Traditional crossbreeding systems (rotations & rotation-terminals) are very efficient in maximizing heterosis but are more complex than many producers would like. Perhaps the availability of estrus synchronization protocols for timed AI will assist some commercial producers in using some of the traditional crossbreeding programs in the future. One-pasture crossbreeding programs exist that can deliver adequate (not-maximum) heterosis, are simple to manage, utilize breed differences (complementarity), can be designed to produce uniform calf crops and can help avoid several important genetic antagonisms.
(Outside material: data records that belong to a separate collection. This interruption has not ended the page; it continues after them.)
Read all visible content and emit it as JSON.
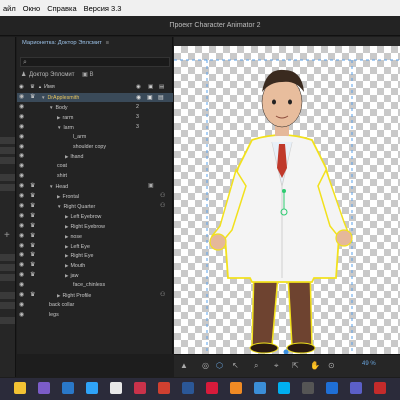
{
  "menubar": {
    "items": [
      "айл",
      "Окно",
      "Справка",
      "Версия 3.3"
    ]
  },
  "app": {
    "title": "Проект Character Animator 2"
  },
  "panel": {
    "title": "Марионетка: Доктор Эплсмит",
    "menu_icon": "≡",
    "puppet_name": "Доктор Эплсмит",
    "puppet_badge": "B",
    "column_name": "Имя"
  },
  "tree": [
    {
      "label": "DrApplesmith",
      "level": 0,
      "crown": true,
      "selected": true,
      "expand": "open"
    },
    {
      "label": "Body",
      "level": 1,
      "num": "2",
      "expand": "open"
    },
    {
      "label": "rarm",
      "level": 2,
      "num": "3",
      "expand": "closed"
    },
    {
      "label": "larm",
      "level": 2,
      "num": "3",
      "expand": "open"
    },
    {
      "label": "l_arm",
      "level": 4
    },
    {
      "label": "shoulder copy",
      "level": 4
    },
    {
      "label": "lhand",
      "level": 3,
      "expand": "closed"
    },
    {
      "label": "coat",
      "level": 2
    },
    {
      "label": "shirt",
      "level": 2
    },
    {
      "label": "Head",
      "level": 1,
      "crown": true,
      "expand": "open"
    },
    {
      "label": "Frontal",
      "level": 2,
      "crown": true,
      "expand": "closed"
    },
    {
      "label": "Right Quarter",
      "level": 2,
      "crown": true,
      "expand": "open"
    },
    {
      "label": "Left Eyebrow",
      "level": 3,
      "crown": true,
      "expand": "closed"
    },
    {
      "label": "Right Eyebrow",
      "level": 3,
      "crown": true,
      "expand": "closed"
    },
    {
      "label": "nose",
      "level": 3,
      "crown": true,
      "expand": "closed"
    },
    {
      "label": "Left Eye",
      "level": 3,
      "crown": true,
      "expand": "closed"
    },
    {
      "label": "Right Eye",
      "level": 3,
      "crown": true,
      "expand": "closed"
    },
    {
      "label": "Mouth",
      "level": 3,
      "crown": true,
      "expand": "closed"
    },
    {
      "label": "jaw",
      "level": 3,
      "crown": true,
      "expand": "closed"
    },
    {
      "label": "face_chinless",
      "level": 4
    },
    {
      "label": "Right Profile",
      "level": 2,
      "crown": true,
      "expand": "closed"
    },
    {
      "label": "back collar",
      "level": 1
    },
    {
      "label": "legs",
      "level": 1
    }
  ],
  "toolbar": {
    "tools": [
      "▲",
      "◎",
      "⬡",
      "↖",
      "⌕",
      "⌖",
      "⇱",
      "✋",
      "⊙"
    ],
    "zoom": "49 %"
  },
  "colors": {
    "selection": "#3a4a59",
    "accent_blue": "#6aa6e0",
    "outline": "#f2e11c",
    "coat": "#f4f4f4",
    "trousers": "#6e4330",
    "tie": "#c0392b"
  },
  "taskbar": {
    "apps": [
      "file-explorer",
      "viber",
      "outlook",
      "photoshop",
      "chrome",
      "media",
      "app-red",
      "word",
      "opera",
      "app-orange",
      "app-blue",
      "skype",
      "app-dark",
      "store",
      "teams",
      "app-red2"
    ]
  }
}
Composite breeds must be carefully formed with the same attention to breed choices and sire selection that is used in straightbreeding programs. However, once formed the commercial user of composites can manage a composite crossbreeding program with greater management ease than traditional crossbreeding systems. One-pasture crossbreeding programs offer commercial producers a practical tool to enhance management effectiveness and increase profitability.